Twisted logic perhaps, but I like it.

O-H-I-Owe-U's picture

I need to learn more about what made Fred Taylor special. Any suggestions?

Bucknut-in-the-South's picture

Fred Taylor was a great coach for two reasons:  he understood the players he had, their strengths and weaknesses, and designed his strategy based on that.  He was also a man of great integrity, who refused to sign players who were not also excellent students.  His teams were uniformly smart, disciplined, and tenacious, all qualities shared by Coach Taylor.  He garnered the utmost respect from his peers, including John Wooden, Al McGuire, and Dean Smith, all of whom at one time or another faced his teams with mixed results.  I had the opportunity to work with him after he was unceremoniously removed from his position as coach, and I found him to be a truly nice man and hysterically funny.  A great coach and a better man.

OldColumbusTown's picture

We are utterly spoiled as Ohio State fans when you look at the coaches OSU has put in charge of their top bell-cow programs.  It doesn't get much better than Urban Meyer and Thad Matta.
Matta seems to be a perfect fit at a place like OSU.  He's no coaching diva who requires the media-attention (or even seeks the attention) that some of the other high-profile coaches do.  As a top nationally-recognized coach at a football school, he's at a place where he is revered, but still stays under the radar.  He has built this program, arguably, to the best point it has ever seen.  He's a tireless recruiter and, whether some want to admit it or not, a great X's-and-O's coach.

BoFuquel's picture

To think TOSU  is responsible for the two most anal-retentive personallities in the history of college basitball,The Bobber and Shit-Chef-Ski.Yeah makes me proud I spent nine years as a student there.GO BUCKS!
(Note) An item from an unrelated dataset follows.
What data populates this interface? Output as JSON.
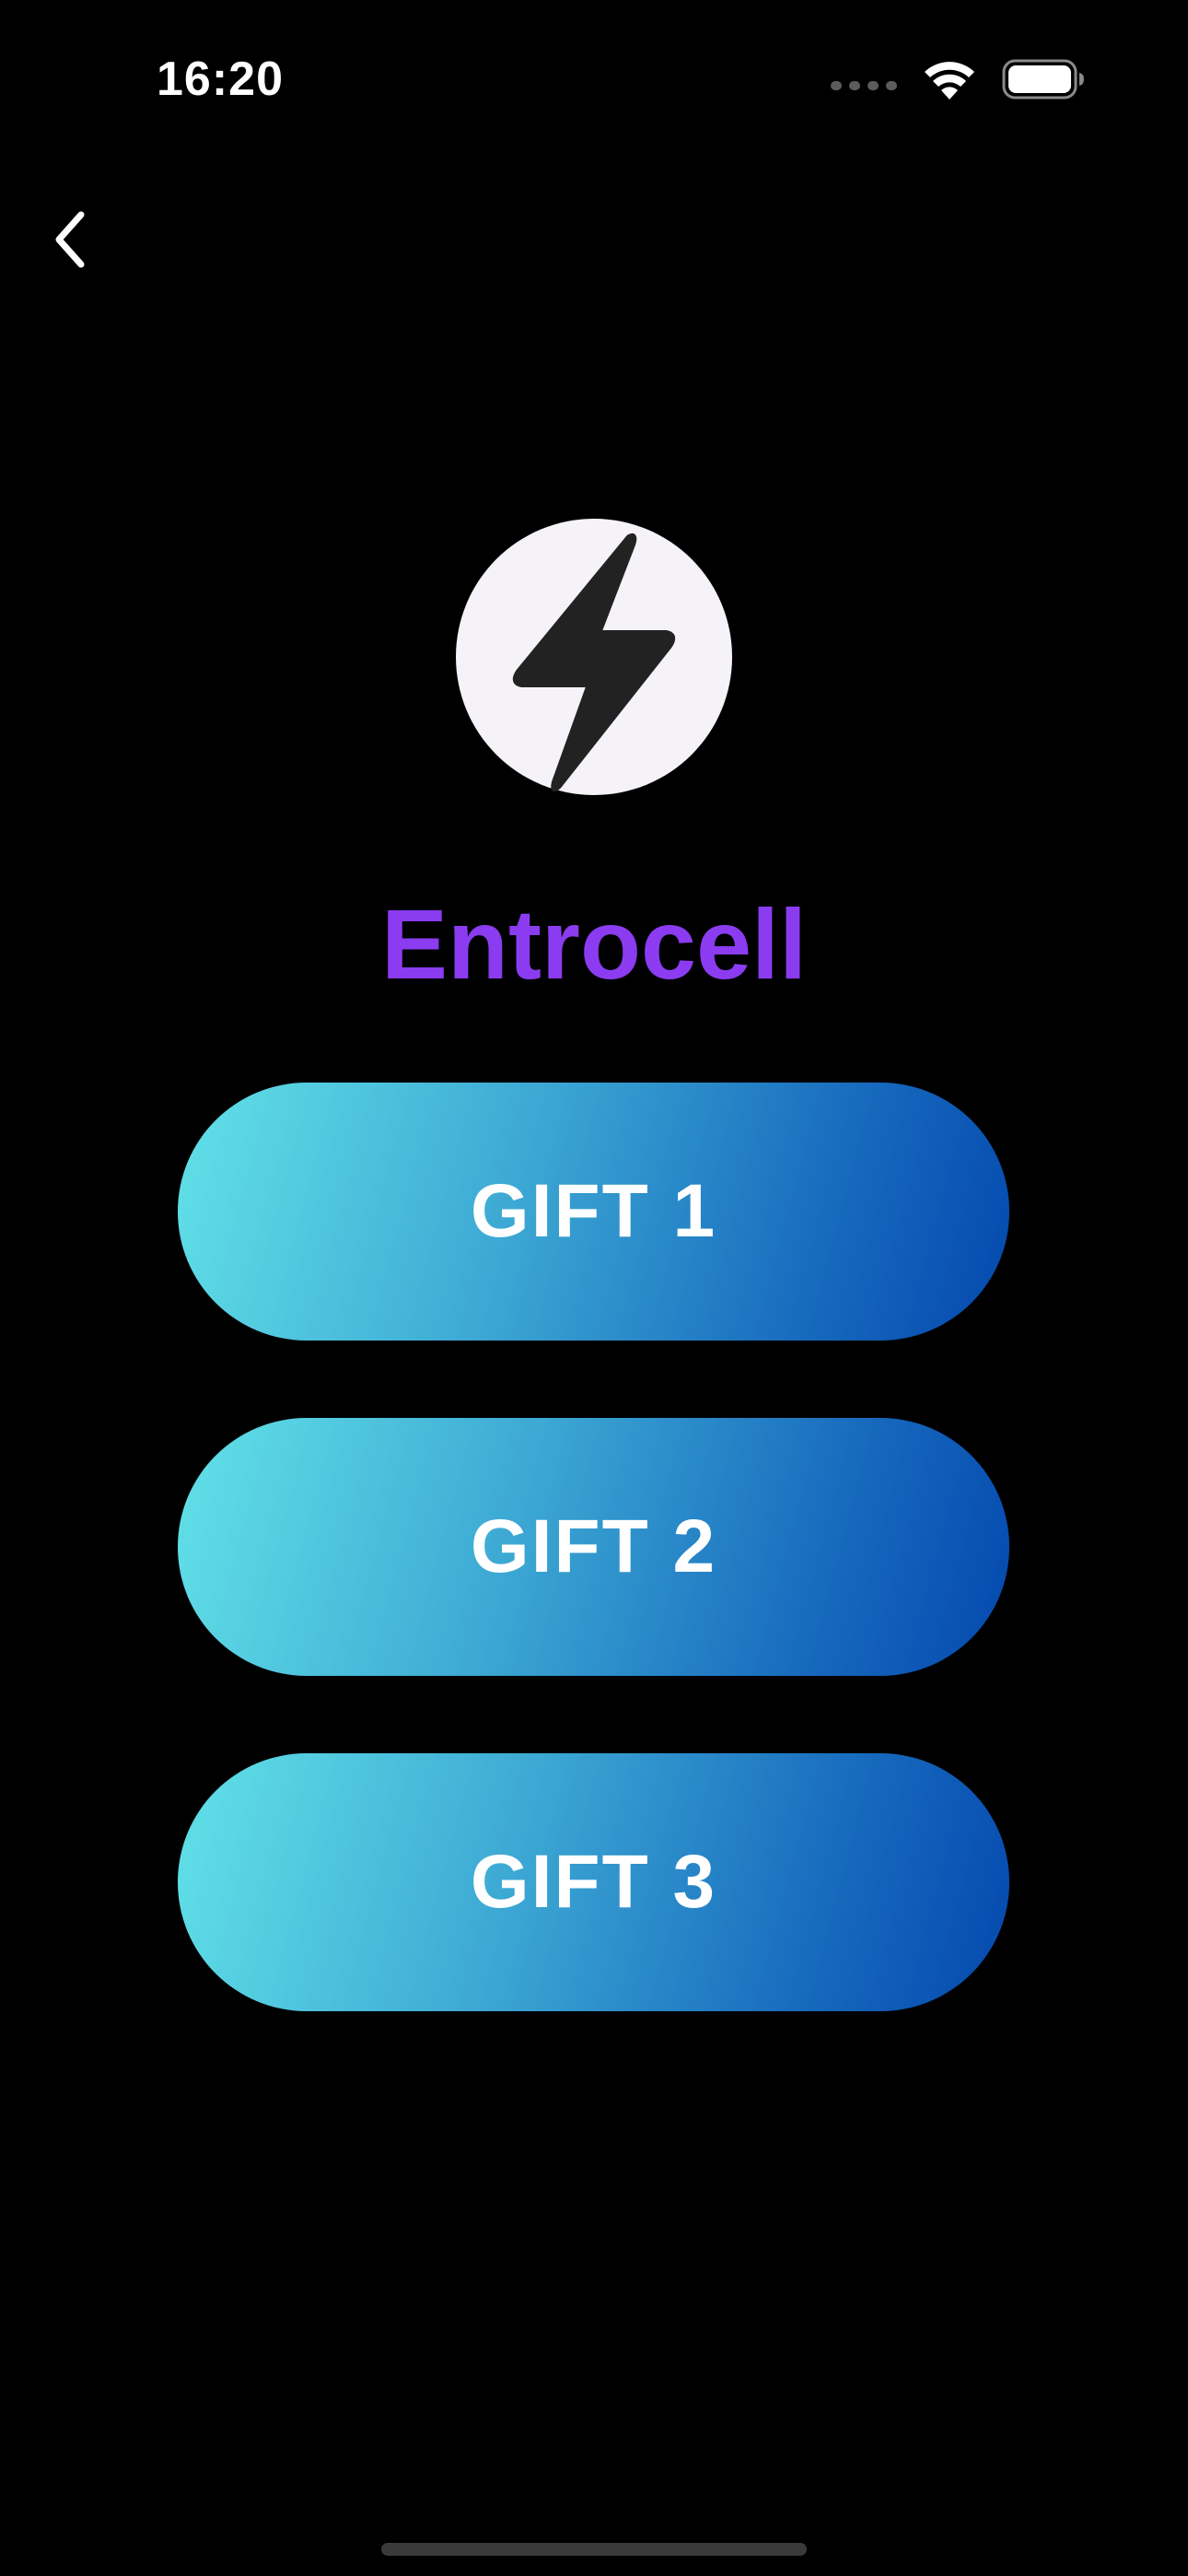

I wish I didn't know now what I didn't know then.

thatlillefty's picture

Love Coach Matta even more after reading Titus' book last year. He just seems like a real down to earth guy with a sense of humor and he's a great coach to boot!
Here's hoping his health allows him to coach for years to come.

chicagobuckeye's picture

You can tell he has a sense of humor on the court, did you see him talking to Ross after he missed the dunk just kind of laughing to himself.  He realizes that it was a coaching moment, but a funny one at that.
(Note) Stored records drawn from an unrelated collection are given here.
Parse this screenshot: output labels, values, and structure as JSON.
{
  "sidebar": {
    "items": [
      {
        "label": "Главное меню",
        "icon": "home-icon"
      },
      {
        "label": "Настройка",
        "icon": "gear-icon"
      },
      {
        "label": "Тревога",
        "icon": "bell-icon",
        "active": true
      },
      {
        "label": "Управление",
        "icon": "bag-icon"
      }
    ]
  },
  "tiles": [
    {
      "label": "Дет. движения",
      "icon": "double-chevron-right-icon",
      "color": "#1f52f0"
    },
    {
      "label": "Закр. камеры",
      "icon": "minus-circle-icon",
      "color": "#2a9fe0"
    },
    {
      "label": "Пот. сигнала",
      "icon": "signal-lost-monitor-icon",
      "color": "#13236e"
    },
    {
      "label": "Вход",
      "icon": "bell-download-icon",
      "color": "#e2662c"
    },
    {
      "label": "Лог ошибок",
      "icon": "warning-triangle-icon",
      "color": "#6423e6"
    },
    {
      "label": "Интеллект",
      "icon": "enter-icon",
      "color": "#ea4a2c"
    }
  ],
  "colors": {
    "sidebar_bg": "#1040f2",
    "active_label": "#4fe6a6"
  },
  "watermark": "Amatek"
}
BuckeyeLurker0509's picture

Thank You Andy Geiger.
And for those who dont think Thad is a good coach, or that we can do better... I hope you wake up one night, and stub your toe really hard on the way to the bathroom. 
 

Brutus's picture

Matta is only one of two coaches to win at least 20 games in each of his first 12 years and yet the moment the Buckeyes play a bad game, much less lose, many of us are on here claiming that he's a horrible in-game coach.  Yep, that makes sense.  I'm sure many bad in-game coaches are able to win that many games every year.